Ovechkin and Green went on to play 10 seasons together with the Capitals before Green played the final five years of his career with the Detroit Red Wings and Edmonton Oilers. Green’s 70 career assists on Ovechkin’s goals rank fourth most among Capitals, behind just Backstrom, John Carlson (158), and Evgeny Kuznetsov (110).
The Capitals never achieved much playoff success with Green on their roster, but, as a member of the Caps, he did join Ovechkin on the 2009 and 2010 NHL First All-Star teams and at the 2011 NHL All-Star Game.

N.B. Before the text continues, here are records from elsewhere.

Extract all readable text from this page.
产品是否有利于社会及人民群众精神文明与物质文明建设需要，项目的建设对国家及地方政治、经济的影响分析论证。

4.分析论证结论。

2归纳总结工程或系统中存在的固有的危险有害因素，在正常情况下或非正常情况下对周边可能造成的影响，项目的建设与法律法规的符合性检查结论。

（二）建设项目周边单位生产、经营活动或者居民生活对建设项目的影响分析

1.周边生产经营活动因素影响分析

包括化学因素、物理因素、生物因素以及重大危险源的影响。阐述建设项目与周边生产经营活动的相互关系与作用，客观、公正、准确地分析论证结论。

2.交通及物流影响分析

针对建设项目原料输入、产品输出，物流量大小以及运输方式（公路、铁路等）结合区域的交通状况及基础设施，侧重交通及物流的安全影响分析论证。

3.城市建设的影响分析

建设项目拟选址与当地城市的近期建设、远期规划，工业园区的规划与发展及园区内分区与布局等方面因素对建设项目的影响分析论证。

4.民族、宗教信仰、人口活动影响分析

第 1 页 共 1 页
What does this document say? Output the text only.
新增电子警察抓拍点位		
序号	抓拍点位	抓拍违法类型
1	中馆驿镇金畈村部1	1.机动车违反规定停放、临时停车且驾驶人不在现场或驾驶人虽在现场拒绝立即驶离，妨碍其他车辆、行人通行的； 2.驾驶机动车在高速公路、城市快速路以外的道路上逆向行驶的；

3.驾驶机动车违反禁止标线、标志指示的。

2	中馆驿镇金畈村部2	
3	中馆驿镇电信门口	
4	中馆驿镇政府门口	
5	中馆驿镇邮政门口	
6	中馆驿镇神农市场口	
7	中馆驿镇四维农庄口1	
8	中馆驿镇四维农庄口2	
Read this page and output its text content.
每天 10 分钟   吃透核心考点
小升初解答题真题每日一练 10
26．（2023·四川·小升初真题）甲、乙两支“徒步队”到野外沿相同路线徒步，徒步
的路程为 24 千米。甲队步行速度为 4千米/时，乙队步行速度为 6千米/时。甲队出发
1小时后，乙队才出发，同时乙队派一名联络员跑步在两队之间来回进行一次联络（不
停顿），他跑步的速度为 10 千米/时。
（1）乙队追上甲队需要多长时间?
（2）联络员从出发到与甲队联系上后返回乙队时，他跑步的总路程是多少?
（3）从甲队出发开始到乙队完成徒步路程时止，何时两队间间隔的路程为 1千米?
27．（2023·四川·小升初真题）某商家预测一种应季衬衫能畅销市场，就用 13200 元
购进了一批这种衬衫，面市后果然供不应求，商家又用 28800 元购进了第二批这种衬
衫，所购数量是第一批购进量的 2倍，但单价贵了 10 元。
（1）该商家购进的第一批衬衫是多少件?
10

Alex Semin had already been selected by the Capitals in the first round of the 2002 NHL Draft when Ovechkin went first overall two years later. After making his NHL debut during the 2002-03 season, Semin went back to the Russian Super League for two years before joining up with Ovechkin and the Capitals for the 2006-07 campaign.
Semin assisted on 45 of Ovechkin’s goals during their short time together, which encompassed six seasons. The two have remained close since Semin departed the NHL for Russia in 2015, with Semin traveling to DC shortly after Ovechkin broke the NHL’s goals record, attending the April 10 Capitals game where the team honored Ovechkin with a “Gr8ness Pre-Game Ceremony”.
After Ovechkin listed off his three old pals, Boudreau, who coached all four players at the same time, chimed in with his thoughts on Ovi’s picks.
“They’re good guys. I loved them,” Boudreau said. “Semin would give me the most trouble, and Greenie was the most secretive. You never knew what Mike was up to. But I had them all, and I loved them all, too. You know what, Semin, what people don’t realize sometimes, because there was you, and then there was Semin, he was so talented.”
Semin remains the only Capitals player other than Ovechkin to score 40 goals in a season since 2005-06. He had a career high 84 points (40g, 44a) in 73 games with the Capitals during the 2009-10 season.
“I think he’s the most skilled guy I ever saw in my hockey career,” Ovechkin said. “Because we growing up together in Russia, we play against each other and on national teams, and then when I get drafted by Washington, he was already here. When I came here, he stay in Russia for one year, and then he came back, and our relationship get so tight. Obviously, we hang out together, we go out, we go dinner, we play together, so, yeah, it was special moment.”